The necessity for disclosure of membership by this witness was not supported by the record. In fact, we have held in Gibson v. Florida Legislative Investigation Committee, Fla., 126 So. 2d 129, that the information regarding affiliations of allegedly known Communists could be obtained from the witness Theodore R. Gibson. Admittedly, he is president of the Miami branch of the N.A.A.C.P. and has custody of the membership list. The Supreme Court of the United States has consistently held that the right of legitimate associational privacy is an aspect of the right to assemble and to speak freely in the advocacy of beliefs guaranteed by the First Amendment to the Constitution of the United States. Such guarantees constitute restrictions on State action under the due process clause of the Fourteenth Amendment to the Constitution of the United States. These individual freedoms can not be suppressed or impaired directly or indirectly by governmental action absent a showing that the State labors under a compelling and pressing need sufficient to justify encroachment on the individual freedom.

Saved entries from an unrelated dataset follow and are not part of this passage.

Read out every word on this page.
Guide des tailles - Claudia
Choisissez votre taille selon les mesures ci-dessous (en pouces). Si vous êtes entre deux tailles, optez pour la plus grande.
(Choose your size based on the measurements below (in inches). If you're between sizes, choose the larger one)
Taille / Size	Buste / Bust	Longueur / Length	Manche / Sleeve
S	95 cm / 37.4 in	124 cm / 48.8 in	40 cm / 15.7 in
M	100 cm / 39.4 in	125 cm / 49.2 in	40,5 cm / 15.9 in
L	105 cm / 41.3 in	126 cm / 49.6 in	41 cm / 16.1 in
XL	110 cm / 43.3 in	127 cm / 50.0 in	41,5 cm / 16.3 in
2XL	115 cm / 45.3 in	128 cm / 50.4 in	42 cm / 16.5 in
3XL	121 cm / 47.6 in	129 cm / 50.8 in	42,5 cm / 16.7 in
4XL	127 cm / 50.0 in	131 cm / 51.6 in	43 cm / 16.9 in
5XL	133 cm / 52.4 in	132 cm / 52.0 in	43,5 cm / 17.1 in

The burden is upon the State to prove the compulsion of the public need. It is now too late in the day to question the authoritative effect and broad scope of decisions of the Supreme Court of the United States that sustain the rights of individuals such as this appellant to associational privacy against asserted governmental action. Even if we personally disagree with these decisions, we must recognize our judicial obligation to apply them in appropriate situations as being the pronouncement of a higher authority on the subject. On the showing made by the instant record, the appellant was supported in his refusal to *136 answer the quoted inquiry by the decisions of the Supreme Court of the United States in Watkins v. United States, 354 U.S. 178, 77 S. Ct. 1173, 1 L. Ed. 2d 1273; N.A.A.C.P. v. State of Alabama, 357 U.S. 449, 78 S. Ct. 1163, 2 L. Ed. 2d 1488 and Bates v. City of Little Rock, 361 U.S. 516, 89 S. Ct. 412, 4 L. Ed. 2d 480.

We have not overlooked the contended applicability of Barenblatt v. United States, 360 U.S. 109, 79 S. Ct. 1081, 1086, 3 L. Ed. 2d 1115, as a judicial support for the rule of the trial judge. We think, however, that Barenblatt does not sustain the contempt order here. On the contrary, it demonstrates the rule which we have heretofore announced. The question which Barenblatt refused to answer was, "Are you now a member of the Communist Party?" He grounded his refusal on the First Amendment. He did not seek cover under the absolute protection of the Fifth Amendment against self-incrimination. The Supreme Court of the United States judicially recognized the close connection between the Communist Party and the violent overthrow of the established government. It took note of its consistent refusal to view the Communist Party as an ordinary political organization and recalled that it had upheld legislative enactments that controlled Communist activities. In other words, the Court judicially recognized the compelling public necessity to prevent the spread of Communism and its influence throughout this country. This compulsion was sufficient to subordinate Barenblatt's First Amendment claims to government action. In the instant case, while it is true that the appellee Committee is seeking out the locale of subversives, the immediate point in inquiry so far as appellant is concerned, is his associational relationship with an organization perfectly legitimate but allegedly unpopular in the community. In Barenblatt the claimed right of privacy was asserted to avoid revelation of membership in an organization whose primary objective was the violent overthrow of our government. The government's interest in preventing the accomplishment of the objectives of such an organization justified the encroachment on the asserted right of privacy. In the instant case the objectives of the organization are shown to be legitimate and there is an absence of any showing of a compelling public need that would support encroachment on appellant's constitutionally guaranteed private rights.

The order adjudging the appellant in contempt of Court is reversed.

It is so ordered.

THOMAS, C.J., and TERRELL, HOBSON, ROBERTS, DREW and O'CONNELL, JJ., concur.